A woman troubled by toothache pulled it out with pliers and replaced it with a fake one she bought online.
Helen Sheen from Scarborough, Yorkshire, paid £2 for the stand-in after after stumbling upon it on e-commerce platform Wish.
She pulled her tooth out with the tool as soon as she had the replacement ready, reports Yorkshire Live.
Filling the gap with glue to hold it firm, she says she has no regrets about her spot of self-dentistry.
She says her local dentist closed before the pandemic and has had trouble finding one since.
After trying to get an NHS dentist appointment, she took matters into her own hands and applied the treatment in her living room.
Mrs Sheen, who suffers from gum disease, said one of her teeth had started to come loose - and went online to come up with a plan to make things better.
Two years on, she says she doesn't regret a thing.
She explained: "I have bleeding gums every time I clean my teeth and it’s making me not want to clean them as I hate the taste of blood and all my teeth are getting wobbly.
"One in front was so wobbly it had to come out as I couldn’t eat with it so I put Elastoplast on the end of the pliers and tugged it out.
"The only thing I could think of was melting glue and moulding it into the gap. It’s been two years now.
"It’s working okay, I can actually smile without seeing a gap."

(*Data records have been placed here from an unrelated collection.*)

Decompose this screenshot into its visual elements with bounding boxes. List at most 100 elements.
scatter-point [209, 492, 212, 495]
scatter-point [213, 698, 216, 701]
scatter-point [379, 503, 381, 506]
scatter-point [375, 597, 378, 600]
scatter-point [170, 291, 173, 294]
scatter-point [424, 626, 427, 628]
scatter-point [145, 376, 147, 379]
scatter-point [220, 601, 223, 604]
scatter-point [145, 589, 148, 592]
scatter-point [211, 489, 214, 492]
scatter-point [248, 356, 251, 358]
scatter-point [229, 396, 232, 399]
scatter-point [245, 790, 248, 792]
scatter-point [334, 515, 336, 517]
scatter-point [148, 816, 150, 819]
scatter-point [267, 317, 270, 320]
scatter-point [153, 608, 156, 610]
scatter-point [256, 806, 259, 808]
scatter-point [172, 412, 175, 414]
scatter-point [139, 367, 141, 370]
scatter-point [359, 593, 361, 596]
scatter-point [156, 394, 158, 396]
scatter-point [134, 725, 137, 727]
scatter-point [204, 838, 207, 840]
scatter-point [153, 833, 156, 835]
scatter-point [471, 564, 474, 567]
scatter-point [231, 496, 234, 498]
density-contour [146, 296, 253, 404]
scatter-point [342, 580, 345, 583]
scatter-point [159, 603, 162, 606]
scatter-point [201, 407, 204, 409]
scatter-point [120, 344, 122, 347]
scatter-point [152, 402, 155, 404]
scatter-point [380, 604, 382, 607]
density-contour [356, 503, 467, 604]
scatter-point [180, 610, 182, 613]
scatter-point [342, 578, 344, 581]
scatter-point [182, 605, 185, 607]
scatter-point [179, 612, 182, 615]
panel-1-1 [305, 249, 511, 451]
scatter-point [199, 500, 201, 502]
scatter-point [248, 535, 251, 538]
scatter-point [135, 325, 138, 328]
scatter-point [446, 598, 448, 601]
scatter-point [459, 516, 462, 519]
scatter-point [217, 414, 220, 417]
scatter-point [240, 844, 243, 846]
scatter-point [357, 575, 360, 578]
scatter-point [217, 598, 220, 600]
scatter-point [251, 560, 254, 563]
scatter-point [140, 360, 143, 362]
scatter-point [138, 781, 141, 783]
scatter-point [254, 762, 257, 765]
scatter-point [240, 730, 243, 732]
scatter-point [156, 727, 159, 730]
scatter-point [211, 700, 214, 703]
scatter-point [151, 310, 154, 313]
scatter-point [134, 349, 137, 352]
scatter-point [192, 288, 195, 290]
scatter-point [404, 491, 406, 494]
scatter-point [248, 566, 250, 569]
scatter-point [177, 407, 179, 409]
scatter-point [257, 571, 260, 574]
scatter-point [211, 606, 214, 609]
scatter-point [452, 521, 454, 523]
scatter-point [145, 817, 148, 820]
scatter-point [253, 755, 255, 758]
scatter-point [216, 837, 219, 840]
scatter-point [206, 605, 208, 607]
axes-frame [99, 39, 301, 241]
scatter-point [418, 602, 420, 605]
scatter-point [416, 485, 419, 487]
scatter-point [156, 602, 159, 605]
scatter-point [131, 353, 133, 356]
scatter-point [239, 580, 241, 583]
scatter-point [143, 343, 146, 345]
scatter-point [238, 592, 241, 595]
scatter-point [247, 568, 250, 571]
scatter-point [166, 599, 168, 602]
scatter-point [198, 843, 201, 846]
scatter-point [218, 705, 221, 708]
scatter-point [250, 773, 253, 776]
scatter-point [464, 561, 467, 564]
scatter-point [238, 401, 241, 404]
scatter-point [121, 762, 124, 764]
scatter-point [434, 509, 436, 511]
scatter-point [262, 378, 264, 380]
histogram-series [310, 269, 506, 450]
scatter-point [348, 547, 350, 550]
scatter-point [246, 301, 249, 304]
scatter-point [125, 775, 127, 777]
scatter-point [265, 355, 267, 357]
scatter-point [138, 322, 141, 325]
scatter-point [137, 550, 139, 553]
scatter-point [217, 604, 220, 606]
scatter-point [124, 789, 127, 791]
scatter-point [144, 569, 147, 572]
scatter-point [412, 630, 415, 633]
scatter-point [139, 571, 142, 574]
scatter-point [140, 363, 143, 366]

NHS England recently announced they would provide an extra £50 million for dentists to provide additional urgent care for NHS patients.
The unprecedented backlog has left dentistry "hanging by a thread" with many dentists looking to change careers or seeking early retirement.
On January 25 NHS England pledged an extra £50 million for dentists to provide additional urgent care for NHS patients.
Funding will be available until the end of March and will be paid on a sessional basis.
“Any additional funding is long overdue recognition of the huge backlogs facing NHS dentistry” said General Dental Practice Committee Chair Shawn Charlwood.
“After a decade of cuts a cash-starved service risks being offered money that can’t be spent. Hard-pressed practices are working against the clock, and many will struggle to find capacity ahead of April for this investment to make a difference.
“Until today not a penny of the government’s multi-billion-pound catch-up programme had reached dentistry. This is progress but must be just the start if we are to rebuild a service millions depend on.”